Sementara itu, pakar hukum pidana dari Universitas Indonesia, Prof. Dr. Andi Setiawan, menekankan pentingnya keterbukaan proses penyidikan agar masyarakat yakin bahwa hukum berjalan tanpa intervensi politik.
Implikasi dan Dampak Sosial
Polemik ijazah palsu tokoh publik, apalagi mantan presiden, tidak hanya memengaruhi reputasi individu tapi juga dapat menciptakan polarisasi masyarakat. Ketidakjelasan dan rumor dapat memicu ketidakstabilan politik, merusak citra lembaga pendidikan, serta menurunkan kepercayaan publik terhadap sistem hukum dan pemerintahan.
Keputusan Bareskrim menghentikan penyelidikan berdasarkan bukti laboratorium forensik bertujuan mengakhiri spekulasi yang tidak produktif dan mengembalikan fokus ke pembangunan dan tata kelola pemerintahan yang efektif.
Kesimpulan
Penyelidikan Bareskrim Polri terhadap dugaan ijazah palsu mantan Presiden Joko Widodo dihentikan setelah hasil uji forensik mengonfirmasi keaslian dokumen ijazah Sarjana Kehutanan UGM. Keputusan ini berdasarkan metode ilmiah yang valid dan melibatkan pembandingan dengan sampel asli dari rekan seangkatan.
Meskipun demikian, polemik ini menyisakan ruang diskusi terkait transparansi proses hukum dan kepercayaan publik.

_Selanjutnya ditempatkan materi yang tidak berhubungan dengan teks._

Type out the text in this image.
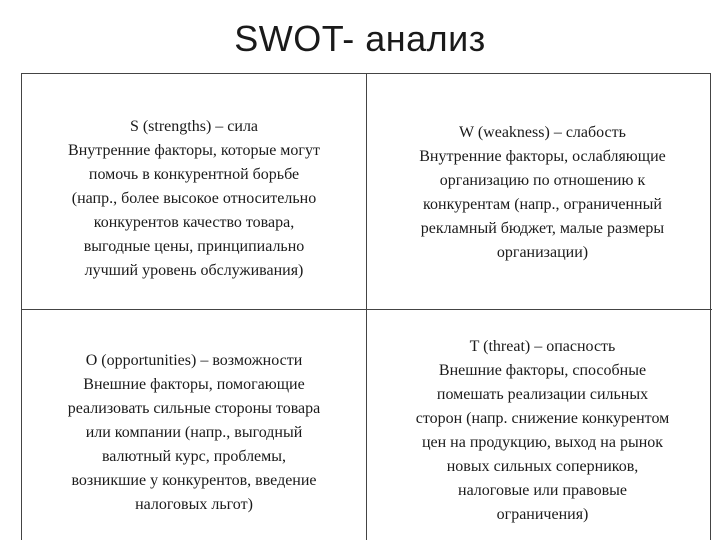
SWOT- анализ
S (strengths) – сила
Внутренние факторы, которые могут
помочь в конкурентной борьбе
(напр., более высокое относительно
конкурентов качество товара,
выгодные цены, принципиально
лучший уровень обслуживания)
W (weakness) – слабость
Внутренние факторы, ослабляющие
организацию по отношению к
конкурентам (напр., ограниченный
рекламный бюджет, малые размеры
организации)
O (opportunities) – возможности
Внешние факторы, помогающие
реализовать сильные стороны товара
или компании (напр., выгодный
валютный курс, проблемы,
возникшие у конкурентов, введение
налоговых льгот)
T (threat) – опасность
Внешние факторы, способные
помешать реализации сильных
сторон (напр. снижение конкурентом
цен на продукцию, выход на рынок
новых сильных соперников,
налоговые или правовые
ограничения)
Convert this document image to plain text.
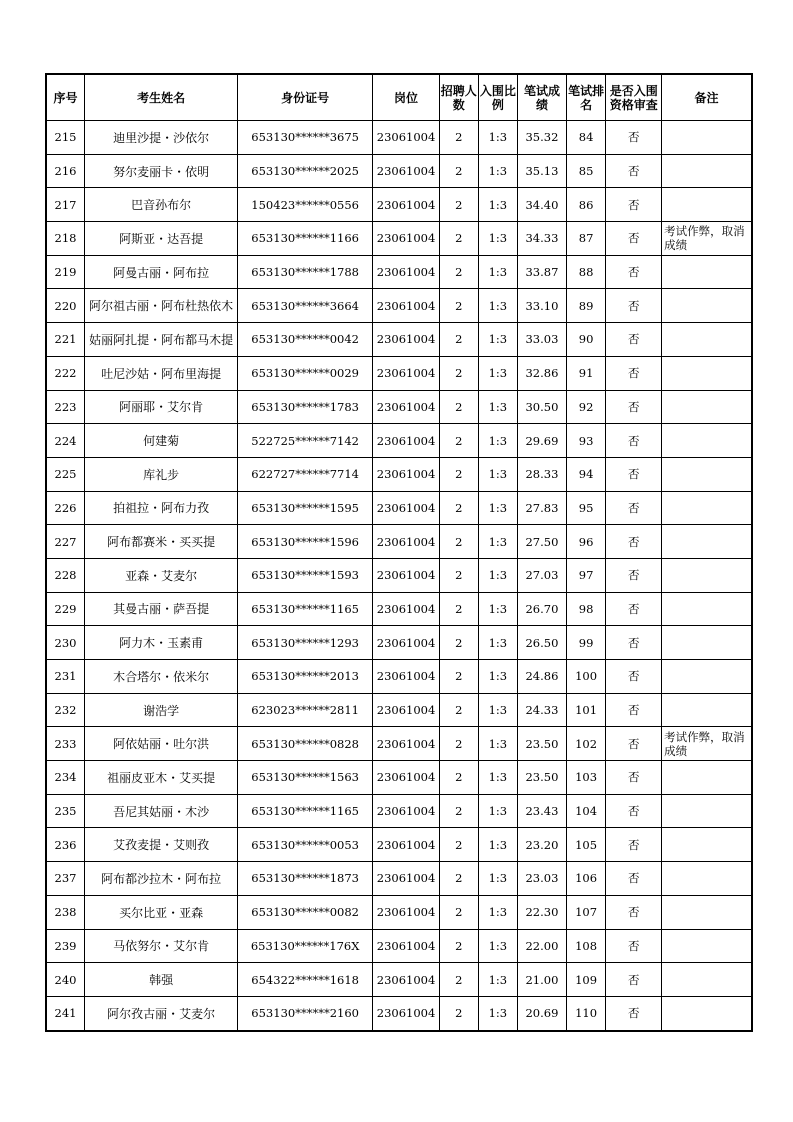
序号	考生姓名	身份证号	岗位	招聘人数	入围比例	笔试成绩	笔试排名	是否入围资格审查	备注
215	迪里沙提・沙依尔	653130******3675	23061004	2	1:3	35.32	84	否	
216	努尔麦丽卡・依明	653130******2025	23061004	2	1:3	35.13	85	否	
217	巴音孙布尔	150423******0556	23061004	2	1:3	34.40	86	否	
218	阿斯亚・达吾提	653130******1166	23061004	2	1:3	34.33	87	否	考试作弊，取消成绩
219	阿曼古丽・阿布拉	653130******1788	23061004	2	1:3	33.87	88	否	
220	阿尔祖古丽・阿布杜热依木	653130******3664	23061004	2	1:3	33.10	89	否	
221	姑丽阿扎提・阿布都马木提	653130******0042	23061004	2	1:3	33.03	90	否	
222	吐尼沙姑・阿布里海提	653130******0029	23061004	2	1:3	32.86	91	否	
223	阿丽耶・艾尔肯	653130******1783	23061004	2	1:3	30.50	92	否	
224	何建菊	522725******7142	23061004	2	1:3	29.69	93	否	
225	库礼步	622727******7714	23061004	2	1:3	28.33	94	否	
226	拍祖拉・阿布力孜	653130******1595	23061004	2	1:3	27.83	95	否	
227	阿布都赛米・买买提	653130******1596	23061004	2	1:3	27.50	96	否	
228	亚森・艾麦尔	653130******1593	23061004	2	1:3	27.03	97	否	
229	其曼古丽・萨吾提	653130******1165	23061004	2	1:3	26.70	98	否	
230	阿力木・玉素甫	653130******1293	23061004	2	1:3	26.50	99	否	
231	木合塔尔・依米尔	653130******2013	23061004	2	1:3	24.86	100	否	
232	谢浩学	623023******2811	23061004	2	1:3	24.33	101	否	
233	阿依姑丽・吐尔洪	653130******0828	23061004	2	1:3	23.50	102	否	考试作弊，取消成绩
234	祖丽皮亚木・艾买提	653130******1563	23061004	2	1:3	23.50	103	否	
235	吾尼其姑丽・木沙	653130******1165	23061004	2	1:3	23.43	104	否	
236	艾孜麦提・艾则孜	653130******0053	23061004	2	1:3	23.20	105	否	
237	阿布都沙拉木・阿布拉	653130******1873	23061004	2	1:3	23.03	106	否	
238	买尔比亚・亚森	653130******0082	23061004	2	1:3	22.30	107	否	
239	马依努尔・艾尔肯	653130******176X	23061004	2	1:3	22.00	108	否	
240	韩强	654322******1618	23061004	2	1:3	21.00	109	否	
241	阿尔孜古丽・艾麦尔	653130******2160	23061004	2	1:3	20.69	110	否	
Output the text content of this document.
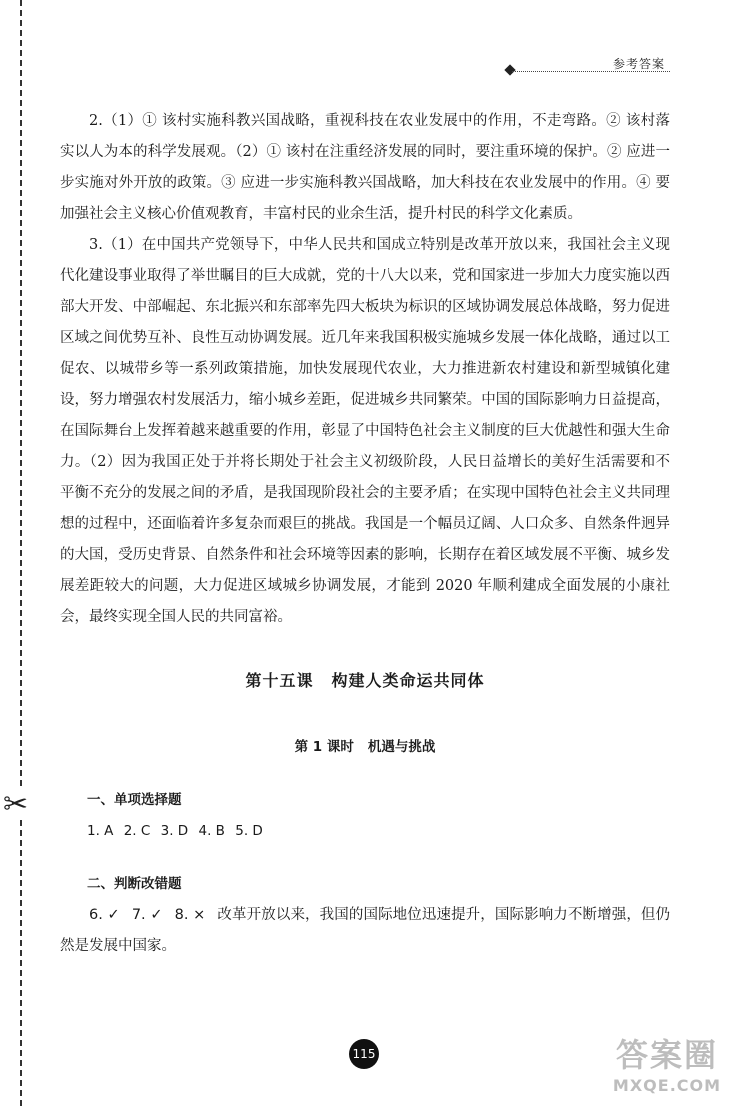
✂
参考答案

2.（1）① 该村实施科教兴国战略，重视科技在农业发展中的作用，不走弯路。② 该村落实以人为本的科学发展观。（2）① 该村在注重经济发展的同时，要注重环境的保护。② 应进一步实施对外开放的政策。③ 应进一步实施科教兴国战略，加大科技在农业发展中的作用。④ 要加强社会主义核心价值观教育，丰富村民的业余生活，提升村民的科学文化素质。

3.（1）在中国共产党领导下，中华人民共和国成立特别是改革开放以来，我国社会主义现代化建设事业取得了举世瞩目的巨大成就，党的十八大以来，党和国家进一步加大力度实施以西部大开发、中部崛起、东北振兴和东部率先四大板块为标识的区域协调发展总体战略，努力促进区域之间优势互补、良性互动协调发展。近几年来我国积极实施城乡发展一体化战略，通过以工促农、以城带乡等一系列政策措施，加快发展现代农业，大力推进新农村建设和新型城镇化建设，努力增强农村发展活力，缩小城乡差距，促进城乡共同繁荣。中国的国际影响力日益提高，在国际舞台上发挥着越来越重要的作用，彰显了中国特色社会主义制度的巨大优越性和强大生命力。（2）因为我国正处于并将长期处于社会主义初级阶段，人民日益增长的美好生活需要和不平衡不充分的发展之间的矛盾，是我国现阶段社会的主要矛盾；在实现中国特色社会主义共同理想的过程中，还面临着许多复杂而艰巨的挑战。我国是一个幅员辽阔、人口众多、自然条件迥异的大国，受历史背景、自然条件和社会环境等因素的影响，长期存在着区域发展不平衡、城乡发展差距较大的问题，大力促进区域城乡协调发展，才能到 2020 年顺利建成全面发展的小康社会，最终实现全国人民的共同富裕。

第十五课 构建人类命运共同体
第 1 课时 机遇与挑战
一、单项选择题
1. A 2. C 3. D 4. B 5. D
二、判断改错题

6. ✓ 7. ✓ 8. × 改革开放以来，我国的国际地位迅速提升，国际影响力不断增强，但仍然是发展中国家。

115	答案圈
MXQE.COM
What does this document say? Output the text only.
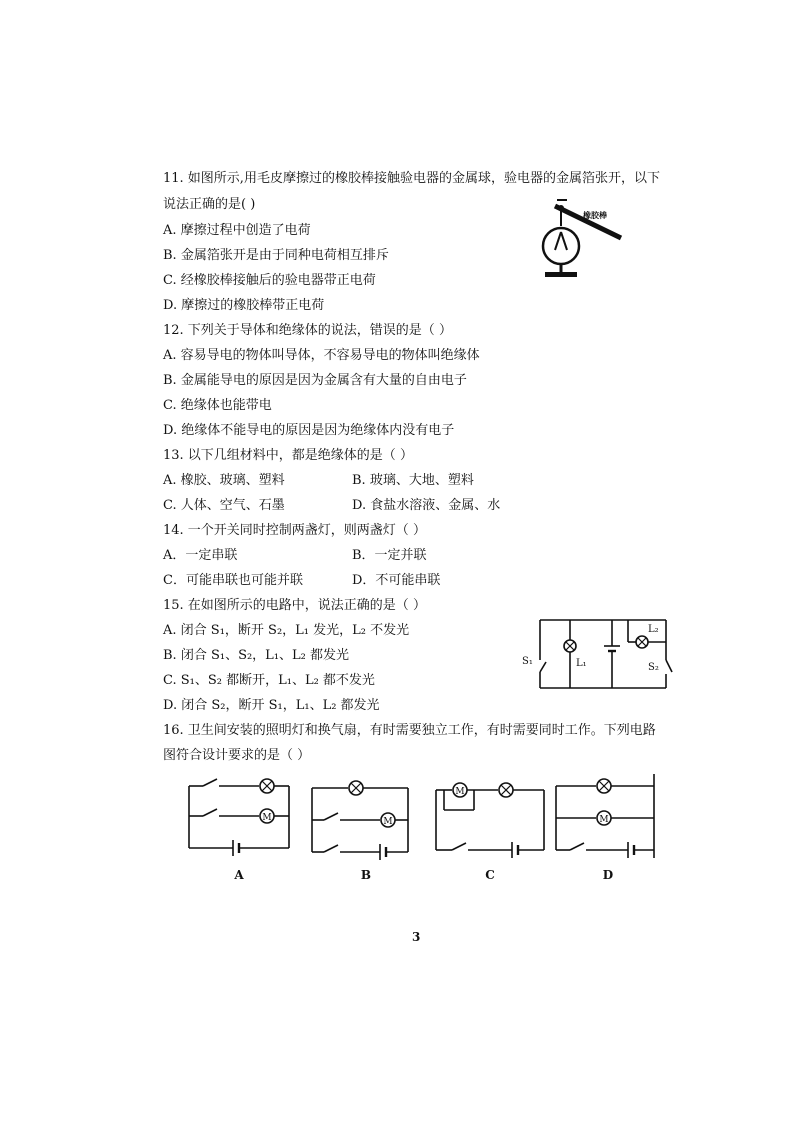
11. 如图所示,用毛皮摩擦过的橡胶棒接触验电器的金属球，验电器的金属箔张开，以下
说法正确的是( )
A. 摩擦过程中创造了电荷
B. 金属箔张开是由于同种电荷相互排斥
C. 经橡胶棒接触后的验电器带正电荷
D. 摩擦过的橡胶棒带正电荷
橡胶棒
12. 下列关于导体和绝缘体的说法，错误的是（ ）
A. 容易导电的物体叫导体，不容易导电的物体叫绝缘体
B. 金属能导电的原因是因为金属含有大量的自由电子
C. 绝缘体也能带电
D. 绝缘体不能导电的原因是因为绝缘体内没有电子
13. 以下几组材料中，都是绝缘体的是（ ）
A. 橡胶、玻璃、塑料	B. 玻璃、大地、塑料
C. 人体、空气、石墨	D. 食盐水溶液、金属、水
14. 一个开关同时控制两盏灯，则两盏灯（ ）
A．一定串联	B．一定并联
C．可能串联也可能并联	D．不可能串联
15. 在如图所示的电路中，说法正确的是（ ）
A. 闭合 S₁，断开 S₂，L₁ 发光，L₂ 不发光
B. 闭合 S₁、S₂，L₁、L₂ 都发光
C. S₁、S₂ 都断开，L₁、L₂ 都不发光
D. 闭合 S₂，断开 S₁，L₁、L₂ 都发光
S₁	L₁
L₂
S₂
16. 卫生间安装的照明灯和换气扇，有时需要独立工作，有时需要同时工作。下列电路
图符合设计要求的是（ ）
M	M
M
M
A	B	C	D
3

Penting bagi institusi penegak hukum untuk terus memastikan keterbukaan dan akuntabilitas agar isu sensitif seperti ini tidak menjadi sumber perpecahan.
Dengan berakhirnya kasus ini, diharapkan situasi politik nasional dapat lebih kondusif dan pemerintah fokus melanjutkan pembangunan demi kepentingan rakyat.